Friday, April 20, 2007

Cornish Early potatoes

The first new potatoes from Cornwall were in the market this morning. They are a good fortnight early, coinciding with the even earlier English asparagus.

As its name suggests, the Cornish Early is the earliest new potato to be lifted in all of Britain, and is known as a ‘short season delicacy’ because it’s in season for just three weeks. Grown only in Cornwall, where the mild winters enable farmers to plant the crop in late December or early January to ensure an early harvest, they have a rich, sweet, distinctive taste and get to the shops within hours of being harvested so they are really fresh.

The crop is relatively small, which means limited availability, and the potato can be recognised by its dust-like skin which rubs off easily.

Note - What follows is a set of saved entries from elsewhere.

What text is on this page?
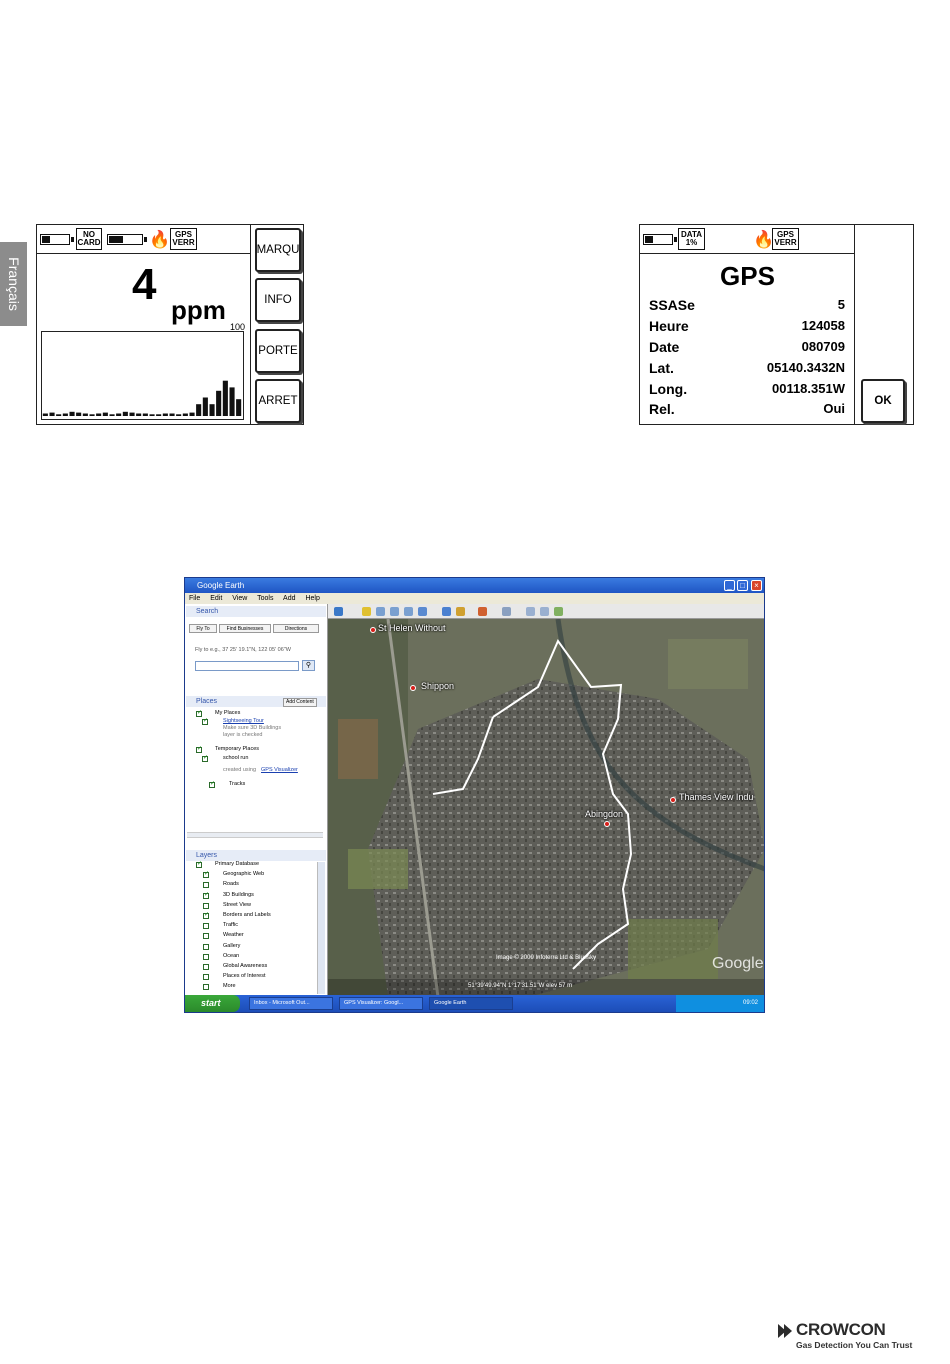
Français
NO CARD	🔥 GPS VERR
4
ppm
100
MARQU
INFO
PORTE
ARRET
DATA
1%	🔥 GPS VERR
GPS
SSASe	5
Heure	124058
Date	080709
Lat.	05140.3432N
Long.	00118.351W
Rel.	Oui	OK
Google Earth	_	□	×
File Edit View Tools Add Help
Search
Fly To	Find Businesses	Directions
Fly to e.g., 37 25' 19.1"N, 122 05' 06"W
⚲
Places	Add Content
✓
My Places
✓
Sightseeing Tour
Make sure 3D Buildings
layer is checked
✓
Temporary Places
✓
school run
created using GPS Visualizer
✓
Tracks
Layers
✓
Primary Database
✓
Geographic Web
Roads
✓
3D Buildings
Street View
✓
Borders and Labels
Traffic
Weather
Gallery
Ocean
Global Awareness
Places of Interest
More
St Helen Without
Shippon
Abingdon
Thames View Indu
Google
Image © 2009 Infoterra Ltd & Bluesky
51°39'49.94"N 1°17'31.51"W elev 57 m
start	Inbox - Microsoft Out...	GPS Visualizer: Googl...	Google Earth	09:02
CROWCON
Gas Detection You Can Trust
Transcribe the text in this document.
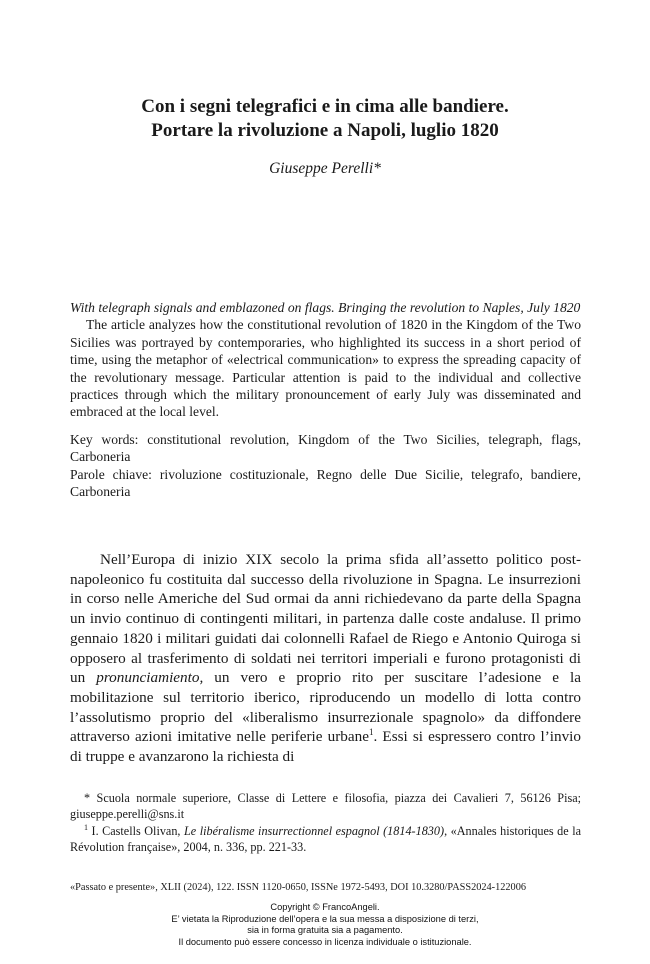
Con i segni telegrafici e in cima alle bandiere.
Portare la rivoluzione a Napoli, luglio 1820
Giuseppe Perelli*
With telegraph signals and emblazoned on flags. Bringing the revolution to Naples, July 1820

The article analyzes how the constitutional revolution of 1820 in the Kingdom of the Two Sicilies was portrayed by contemporaries, who highlighted its success in a short period of time, using the metaphor of «electrical communication» to express the spreading capacity of the revolutionary message. Particular attention is paid to the individual and collective practices through which the military pronouncement of early July was disseminated and embraced at the local level.

Key words: constitutional revolution, Kingdom of the Two Sicilies, telegraph, flags, Carboneria

Parole chiave: rivoluzione costituzionale, Regno delle Due Sicilie, telegrafo, bandiere, Carboneria

Nell’Europa di inizio XIX secolo la prima sfida all’assetto politico post-napoleonico fu costituita dal successo della rivoluzione in Spagna. Le insurrezioni in corso nelle Americhe del Sud ormai da anni richiedevano da parte della Spagna un invio continuo di contingenti militari, in partenza dalle coste andaluse. Il primo gennaio 1820 i militari guidati dai colonnelli Rafael de Riego e Antonio Quiroga si opposero al trasferimento di soldati nei territori imperiali e furono protagonisti di un pronunciamiento, un vero e proprio rito per suscitare l’adesione e la mobilitazione sul territorio iberico, riproducendo un modello di lotta contro l’assolutismo proprio del «liberalismo insurrezionale spagnolo» da diffondere attraverso azioni imitative nelle periferie urbane$^1$. Essi si espressero contro l’invio di truppe e avanzarono la richiesta di

* Scuola normale superiore, Classe di Lettere e filosofia, piazza dei Cavalieri 7, 56126 Pisa; giuseppe.perelli@sns.it

$^1$ I. Castells Olivan, Le libéralisme insurrectionnel espagnol (1814-1830), «Annales historiques de la Révolution française», 2004, n. 336, pp. 221-33.

«Passato e presente», XLII (2024), 122. ISSN 1120-0650, ISSNe 1972-5493, DOI 10.3280/PASS2024-122006
Copyright © FrancoAngeli.
E’ vietata la Riproduzione dell’opera e la sua messa a disposizione di terzi,
sia in forma gratuita sia a pagamento.
Il documento può essere concesso in licenza individuale o istituzionale.
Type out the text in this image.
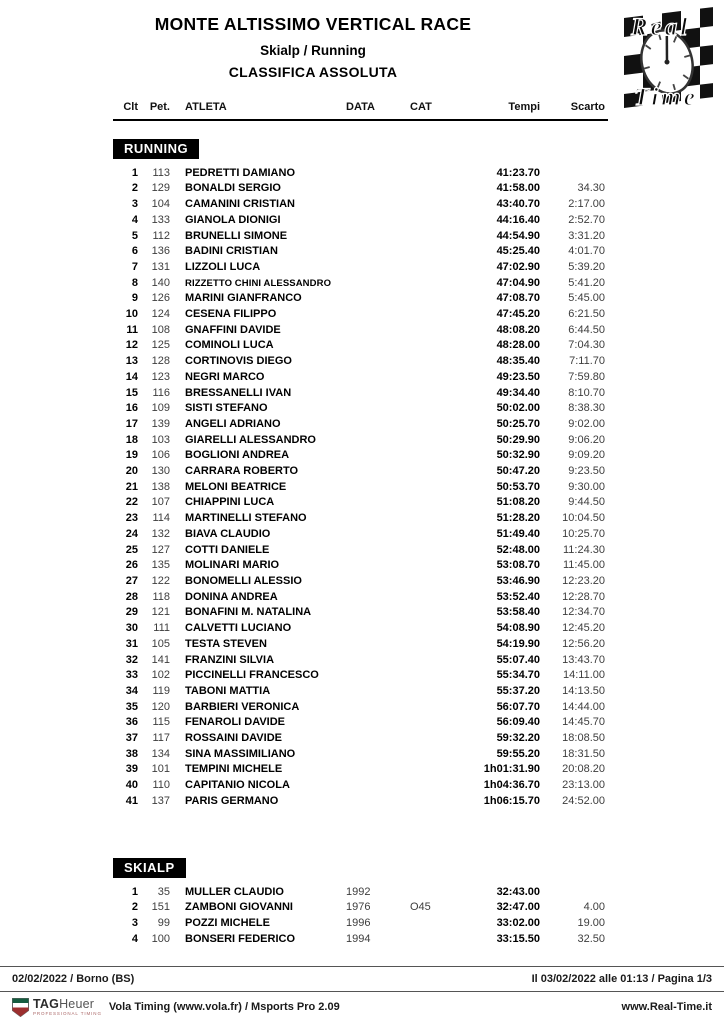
Real
Time
MONTE ALTISSIMO VERTICAL RACE
Skialp / Running
CLASSIFICA ASSOLUTA
Clt	Pet.	ATLETA	DATA	CAT	Tempi	Scarto
RUNNING
1	113	PEDRETTI DAMIANO	41:23.70
2	129	BONALDI SERGIO	41:58.00	34.30
3	104	CAMANINI CRISTIAN	43:40.70	2:17.00
4	133	GIANOLA DIONIGI	44:16.40	2:52.70
5	112	BRUNELLI SIMONE	44:54.90	3:31.20
6	136	BADINI CRISTIAN	45:25.40	4:01.70
7	131	LIZZOLI LUCA	47:02.90	5:39.20
8	140	RIZZETTO CHINI ALESSANDRO	47:04.90	5:41.20
9	126	MARINI GIANFRANCO	47:08.70	5:45.00
10	124	CESENA FILIPPO	47:45.20	6:21.50
11	108	GNAFFINI DAVIDE	48:08.20	6:44.50
12	125	COMINOLI LUCA	48:28.00	7:04.30
13	128	CORTINOVIS DIEGO	48:35.40	7:11.70
14	123	NEGRI MARCO	49:23.50	7:59.80
15	116	BRESSANELLI IVAN	49:34.40	8:10.70
16	109	SISTI STEFANO	50:02.00	8:38.30
17	139	ANGELI ADRIANO	50:25.70	9:02.00
18	103	GIARELLI ALESSANDRO	50:29.90	9:06.20
19	106	BOGLIONI ANDREA	50:32.90	9:09.20
20	130	CARRARA ROBERTO	50:47.20	9:23.50
21	138	MELONI BEATRICE	50:53.70	9:30.00
22	107	CHIAPPINI LUCA	51:08.20	9:44.50
23	114	MARTINELLI STEFANO	51:28.20	10:04.50
24	132	BIAVA CLAUDIO	51:49.40	10:25.70
25	127	COTTI DANIELE	52:48.00	11:24.30
26	135	MOLINARI MARIO	53:08.70	11:45.00
27	122	BONOMELLI ALESSIO	53:46.90	12:23.20
28	118	DONINA ANDREA	53:52.40	12:28.70
29	121	BONAFINI M. NATALINA	53:58.40	12:34.70
30	111	CALVETTI LUCIANO	54:08.90	12:45.20
31	105	TESTA STEVEN	54:19.90	12:56.20
32	141	FRANZINI SILVIA	55:07.40	13:43.70
33	102	PICCINELLI FRANCESCO	55:34.70	14:11.00
34	119	TABONI MATTIA	55:37.20	14:13.50
35	120	BARBIERI VERONICA	56:07.70	14:44.00
36	115	FENAROLI DAVIDE	56:09.40	14:45.70
37	117	ROSSAINI DAVIDE	59:32.20	18:08.50
38	134	SINA MASSIMILIANO	59:55.20	18:31.50
39	101	TEMPINI MICHELE	1h01:31.90	20:08.20
40	110	CAPITANIO NICOLA	1h04:36.70	23:13.00
41	137	PARIS GERMANO	1h06:15.70	24:52.00
SKIALP
1	35	MULLER CLAUDIO	1992	32:43.00
2	151	ZAMBONI GIOVANNI	1976	O45	32:47.00	4.00
3	99	POZZI MICHELE	1996	33:02.00	19.00
4	100	BONSERI FEDERICO	1994	33:15.50	32.50
02/02/2022 / Borno (BS)	Il 03/02/2022 alle 01:13 / Pagina 1/3
TAGHeuer
PROFESSIONAL TIMING Vola Timing (www.vola.fr) / Msports Pro 2.09	www.Real-Time.it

The taste is rich and sweet, as most of the natural sugar has yet to turn to starch, and the texture is floury.


When the first Cornish potatoes arrive I love to eat them just by themselves to enjoy the flavour, with just a dollop of unsalted butter and a sprinkle of fresh herbs.




And, as luck would have it, overnight it seems the hedgerows are full of a lovely delicate plant called Jack-by-the-hedge (alliaria petiolata), with tiny white flowers and fresh green, fine toothed leaves that taste mildly of garlic. Shredded they make a wonderful garnish for the spuds.



2 comments:

Susan in Italy said...

I'm so intrigued by "Jack-by-the-Hedge" it sounds yummy. Is it a volunteer plant, or do you grow it?

lindy said...

What an appealing post, a real feel of the season. Those potatoes look wonderful.